The author of the highly acclaimed The Fates Will Find Their Way returns with a novel about a far-flung family reunited for one weekend by their father's death.
Five minutes before her flight is set to take off, Kate Pulaski, failed screenwriter and newly failed wife with scarcely a hundred dollars to her name, learns that her estranged father has killed himself. More shocked than saddened by the news, she gives in to her siblings' request that she join them, along with her many half-siblings and most of her father's five former wives, in Atlanta, their birthplace, for a final farewell.
Written with huge heart and bracing wit, REUNION takes place over the following four days, as family secrets are revealed, personal foibles are exposed, and Kate-an inveterate liar looking for a way to come clean-slowly begins to acknowledge the overwhelming similarities between herself and the man she never thought she'd claim as an influence, much less a father. Hannah Pittard's "engaging and vigorous"* prose masterfully illuminates the problems that can divide modern families—and the ties that prove impossible to break. (*Chicago Tribune)
Hannah Pittard’s Reunion centers on a troubled young woman, the more or less “failed” screenwriter, Kate Pulaski, and her equally troubled family. Not only does Pittard write with uncanny insight into the mind of a woman who is savagely human, and equal parts frustrating as well as deeply familiar, she also brings a special sense of honest humor to the idea of family.
While on a flight home to Chicago, Kate receives the call that her estranged father has killed himself. Due to a marriage that is quickly crumbling, as well as pressure, she is forced to travel home to Atlanta, in order to meet her brother and sister and manage the many intricacies that come with a death. And she’s not happy about it.

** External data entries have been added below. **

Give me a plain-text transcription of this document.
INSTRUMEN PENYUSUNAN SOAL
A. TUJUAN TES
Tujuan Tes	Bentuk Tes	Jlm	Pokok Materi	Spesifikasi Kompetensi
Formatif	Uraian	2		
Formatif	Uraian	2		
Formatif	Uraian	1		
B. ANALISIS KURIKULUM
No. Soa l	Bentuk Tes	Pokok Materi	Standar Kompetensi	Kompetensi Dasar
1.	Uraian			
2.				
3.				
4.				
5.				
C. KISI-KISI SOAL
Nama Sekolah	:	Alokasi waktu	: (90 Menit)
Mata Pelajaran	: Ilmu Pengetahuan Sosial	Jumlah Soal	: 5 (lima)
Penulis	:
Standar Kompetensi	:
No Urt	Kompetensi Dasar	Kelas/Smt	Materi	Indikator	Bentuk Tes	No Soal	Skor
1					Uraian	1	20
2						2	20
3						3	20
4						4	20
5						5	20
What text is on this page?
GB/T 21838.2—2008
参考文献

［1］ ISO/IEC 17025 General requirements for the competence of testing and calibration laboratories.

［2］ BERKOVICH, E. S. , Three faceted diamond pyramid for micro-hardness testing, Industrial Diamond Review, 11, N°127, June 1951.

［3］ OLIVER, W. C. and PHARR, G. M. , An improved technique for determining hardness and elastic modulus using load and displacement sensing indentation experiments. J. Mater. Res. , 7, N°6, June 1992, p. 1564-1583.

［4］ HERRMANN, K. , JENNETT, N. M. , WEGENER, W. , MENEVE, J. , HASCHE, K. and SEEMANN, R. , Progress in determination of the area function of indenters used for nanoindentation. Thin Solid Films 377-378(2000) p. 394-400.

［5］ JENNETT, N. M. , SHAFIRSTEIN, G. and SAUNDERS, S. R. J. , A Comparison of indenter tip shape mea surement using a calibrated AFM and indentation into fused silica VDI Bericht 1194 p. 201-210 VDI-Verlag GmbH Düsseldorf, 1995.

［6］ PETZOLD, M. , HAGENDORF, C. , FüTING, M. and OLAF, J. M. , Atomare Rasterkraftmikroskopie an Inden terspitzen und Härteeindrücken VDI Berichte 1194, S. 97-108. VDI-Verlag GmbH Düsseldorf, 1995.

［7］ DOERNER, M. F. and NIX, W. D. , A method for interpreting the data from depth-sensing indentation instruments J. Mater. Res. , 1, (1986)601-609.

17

The novel takes place over four days. The pacing is fast, it’s written in present tense, and the dialogue is remarkable. Pittard’s writing is candid, and doesn’t shy away from portraying her protagonist in a bad light. Kate is our sympathetic anti-hero: a liar, a wine-drinker, a whip-smart, self-destructive woman with some major daddy issues. Throughout the novel, Kate grapples with a deep-seated resentment towards her father. After her own mother died, he remarried approximately five times, giving Kate and her two siblings a plethora of ex-stepmothers and step-siblings. The last of his wives, Sasha, proves to be a surprising and altogether healing influence.
The awkwardness and inescapable quality of family is a main theme throughout. The idea of fidelity is another. There is a sense of urgency in this slim story that in infectious and strangely heart-warming, in the way only an honest portrayal of humanness can be.